Secure Your Website and Brand with SSL

Starting in July many of the Google products will be marking any websites that have not been converted from http to https as “not secure.” You may want to share this with your webmaster so that he/she can take the necessary steps to ensure that the website is available on Google Chrome, Adwords, YouTube, etc. once this change happens.  Order your SSL Certificate here if you are a GMI client.!

Here is some information provided by Google:

The importance of HTTPS
User privacy is a matter of the highest importance for Google and for anyone doing business online. HTTPS is a secure protocol that helps protect your customers’ information by encrypting data traveling between a web browser and a web server. AdWords recommends (and in some cases, requires) that all URLs use the HTTPS protocol instead of HTTP to protect customers’ personal and financial information.

Why HTTPS?

Trust and safety
Customer privacy is a primary concern for your business and for AdWords. This is why Chrome will mark all HTTP pages as “not secure,” starting in July 2018.

Higher performance
HTTPS enables technologies that speed up the user experience. New performance-enhancing web protocols like HTTP/2 require HTTPS, which is one of the reasons that 81 of the top 100 sites on the web use HTTPS by default. Also, AdWords’ speed-enhancing parallel tracking feature requires that all click-measuring URLs (URLs contained in the “Tracking URL” field) use HTTPS. Starting October 30, 2018, parallel tracking will become the only method for click measurement. Because of this, all Tracking URLs will need to use HTTPS.

Web norms
Because of the security and performance benefits associated with its use, HTTPS has become the standard protocol used on the web.
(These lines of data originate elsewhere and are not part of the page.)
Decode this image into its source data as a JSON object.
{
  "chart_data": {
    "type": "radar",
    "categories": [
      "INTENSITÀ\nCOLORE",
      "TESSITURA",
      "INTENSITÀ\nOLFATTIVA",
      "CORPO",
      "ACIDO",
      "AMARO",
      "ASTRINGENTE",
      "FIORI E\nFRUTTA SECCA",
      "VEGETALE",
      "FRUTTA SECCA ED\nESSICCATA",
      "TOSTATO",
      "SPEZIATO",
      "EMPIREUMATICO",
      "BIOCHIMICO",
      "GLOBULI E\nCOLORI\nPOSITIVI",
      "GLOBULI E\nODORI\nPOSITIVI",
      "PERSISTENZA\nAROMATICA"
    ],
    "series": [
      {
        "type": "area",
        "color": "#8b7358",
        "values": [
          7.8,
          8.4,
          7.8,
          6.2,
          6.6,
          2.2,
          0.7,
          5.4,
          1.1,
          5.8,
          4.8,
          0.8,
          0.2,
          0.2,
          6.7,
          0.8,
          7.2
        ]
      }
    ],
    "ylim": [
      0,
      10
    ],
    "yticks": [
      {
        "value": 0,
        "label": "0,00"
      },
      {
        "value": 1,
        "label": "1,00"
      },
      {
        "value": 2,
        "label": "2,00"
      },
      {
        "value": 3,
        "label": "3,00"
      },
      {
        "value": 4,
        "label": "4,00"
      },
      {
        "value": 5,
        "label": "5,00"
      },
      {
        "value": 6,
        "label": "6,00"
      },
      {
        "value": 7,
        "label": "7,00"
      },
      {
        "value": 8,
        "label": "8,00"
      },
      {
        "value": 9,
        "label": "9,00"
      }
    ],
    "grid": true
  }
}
How to check if your site supports HTTPS
Open your website in a Chrome browser and see which of the following situations apply to you:

  • If you see a green lock icon to the left of the URL, then your site supports HTTPS.
  • If the lock does not appear, try re-entering your website URL with “https://” instead of “http://”.
  • If the page doesn’t load, then your site does not support HTTPS.
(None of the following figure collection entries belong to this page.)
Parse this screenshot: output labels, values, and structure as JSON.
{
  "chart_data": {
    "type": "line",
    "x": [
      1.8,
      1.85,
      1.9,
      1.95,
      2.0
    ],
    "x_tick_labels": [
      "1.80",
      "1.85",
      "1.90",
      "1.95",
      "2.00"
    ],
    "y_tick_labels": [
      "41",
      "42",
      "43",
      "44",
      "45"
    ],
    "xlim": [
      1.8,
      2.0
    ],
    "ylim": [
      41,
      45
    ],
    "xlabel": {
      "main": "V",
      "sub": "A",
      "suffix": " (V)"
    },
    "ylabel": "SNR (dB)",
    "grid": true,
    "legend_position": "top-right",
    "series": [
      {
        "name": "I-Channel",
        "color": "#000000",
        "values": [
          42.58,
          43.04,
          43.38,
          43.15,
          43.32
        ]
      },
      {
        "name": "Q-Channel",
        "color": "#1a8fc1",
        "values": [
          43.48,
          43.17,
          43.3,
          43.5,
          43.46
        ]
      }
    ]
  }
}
Learn how to check if a website is safe to visit

Next steps

If your site supports HTTPS
Change your AdWords final URLs and mobile final URLs to use HTTPS. There are three ways to bulk edit ads and keywords:
The bulk uploads feature within AdWords (best for smaller accounts)
For this option, download your ads and (if necessary) keywords from AdWords, update your URLs, and then upload your edited ads back into your AdWords account. Learn more about making changes with bulk uploads.
The desktop tool AdWords Editor
AdWords API

If your site does not support HTTPS
Speak with your webmaster or the administrator of your CMS platform. If you manage your own website, you can learn more at the following websites:

Enabling HTTPS on Your Servers
Secure your site with HTTPS
Next, follow the steps in the previous section, “If your site supports HTTPS,” to change your final URLs and mobile final URLs in AdWords.

Notes
When you enable HTTPS on your website, it is a recommended best practice to redirect instances of HTTP to HTTPS to make sure old links keep working and visitors to your website are redirected to secure content.
We strongly recommend that you explicitly change your final URLs and mobile final URLs from HTTP to HTTPS in AdWords. Reliance on redirects does not provide the full security protections of the HTTPS protocol. Users’ requests are not encrypted. Also, redirects slow down page load times, which affect the landing page experience, and can potentially impact your conversion rate and return on ad spend (ROAS).
AdWords automatic redirecting to HTTPS

The best practice is to replace your HTTP URLs with HTTPS URLs. But, in some cases, if you have HTTP URLs in AdWords and your website is detected as supporting HTTPS, AdWords will automatically forward your clicks directly to the HTTPS version of the URL.

Starting the week of June 11, 2018, AdWords will begin forwarding some, or all, of your HTTP clicks to HTTPS in the following situations:

If your website has implemented HTTPS Strict Transport Security (HSTS), all clicks will be forwarded to HTTPS.
If a URL is forwarded to an equivalent HTTPS URL via a 301 redirect, all clicks on that URL will be forwarded to HTTPS.